Basically, each block in the chain has the hash of the previous, such that no block can be changed without every block having to be adjusted all the way back to the origin. It was originally for crypto currency, to assure the true value of a bitcoin was not tampered with by anyone who had held it. The data is spread by peer-to-peer networks, so there is no single point at which a bad actor can amend the data and not have it noticed. In terms of asset management, rather than bitcoin, a business can track product from source to destination securely. So a coffee company can buy coffee from a grower, track that coffee from the grower to the shipper to the importer to the roaster to the packager and know, beyond reasonable doubt, that the beans in THIS bag came from THAT farmer. The value of such traceability may not be there for coffee, but for other vegetables that may have a risk of contamination, for example lettuce and spinach, the product can be traced from field to market, such that if there is a contamination, every leaf of that contaminated field can be found and identified accurately.

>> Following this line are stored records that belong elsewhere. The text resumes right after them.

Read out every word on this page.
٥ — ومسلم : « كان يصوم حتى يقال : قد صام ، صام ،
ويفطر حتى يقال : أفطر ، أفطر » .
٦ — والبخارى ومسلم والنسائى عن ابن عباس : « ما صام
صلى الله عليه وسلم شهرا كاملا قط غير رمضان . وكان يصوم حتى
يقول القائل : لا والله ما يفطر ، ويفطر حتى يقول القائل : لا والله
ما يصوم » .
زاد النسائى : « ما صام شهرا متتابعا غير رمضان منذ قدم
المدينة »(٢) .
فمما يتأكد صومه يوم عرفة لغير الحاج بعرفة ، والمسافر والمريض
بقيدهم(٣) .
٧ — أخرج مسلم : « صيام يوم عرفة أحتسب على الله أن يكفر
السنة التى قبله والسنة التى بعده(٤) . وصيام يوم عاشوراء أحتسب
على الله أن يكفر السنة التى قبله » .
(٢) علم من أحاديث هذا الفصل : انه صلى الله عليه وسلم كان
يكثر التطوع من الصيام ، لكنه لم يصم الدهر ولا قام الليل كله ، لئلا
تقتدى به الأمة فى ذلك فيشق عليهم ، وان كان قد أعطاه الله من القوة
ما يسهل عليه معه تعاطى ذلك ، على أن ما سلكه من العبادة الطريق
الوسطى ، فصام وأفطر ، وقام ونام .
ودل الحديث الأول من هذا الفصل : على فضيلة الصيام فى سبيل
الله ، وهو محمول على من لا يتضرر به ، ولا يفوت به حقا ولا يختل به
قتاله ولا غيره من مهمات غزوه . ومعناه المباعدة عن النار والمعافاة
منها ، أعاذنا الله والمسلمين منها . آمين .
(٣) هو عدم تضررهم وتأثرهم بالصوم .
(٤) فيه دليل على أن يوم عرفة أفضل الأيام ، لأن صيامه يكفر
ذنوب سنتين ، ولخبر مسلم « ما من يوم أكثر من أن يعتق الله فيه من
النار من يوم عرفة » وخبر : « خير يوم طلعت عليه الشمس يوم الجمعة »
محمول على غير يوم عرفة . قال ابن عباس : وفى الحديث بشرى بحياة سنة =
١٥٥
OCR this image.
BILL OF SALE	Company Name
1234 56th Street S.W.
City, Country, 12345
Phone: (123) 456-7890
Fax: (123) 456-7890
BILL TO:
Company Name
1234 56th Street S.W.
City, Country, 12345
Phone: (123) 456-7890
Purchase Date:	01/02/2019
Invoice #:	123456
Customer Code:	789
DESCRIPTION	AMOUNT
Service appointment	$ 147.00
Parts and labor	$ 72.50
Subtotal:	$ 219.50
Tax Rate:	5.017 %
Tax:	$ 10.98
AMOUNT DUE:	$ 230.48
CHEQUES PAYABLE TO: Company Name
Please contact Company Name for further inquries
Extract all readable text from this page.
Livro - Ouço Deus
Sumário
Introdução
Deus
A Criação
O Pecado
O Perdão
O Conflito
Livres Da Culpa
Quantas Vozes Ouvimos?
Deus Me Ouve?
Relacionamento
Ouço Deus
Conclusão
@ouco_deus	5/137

Imagine a public ledger that is copied into every accountant every time a transaction is posted. If anybody tries to change an entry later on to defraud anybody, that person would have to get to every copy of the ledger everywhere. Now, if each page has a hash calculated from all of the transactions on each page, based on the hash of the previous page and what transactions are posted in what order on the next, the hash will be wrong as soon as the change is made, and won't match the hash on any of the other ledgers. Basically, that's the simplest way to see it.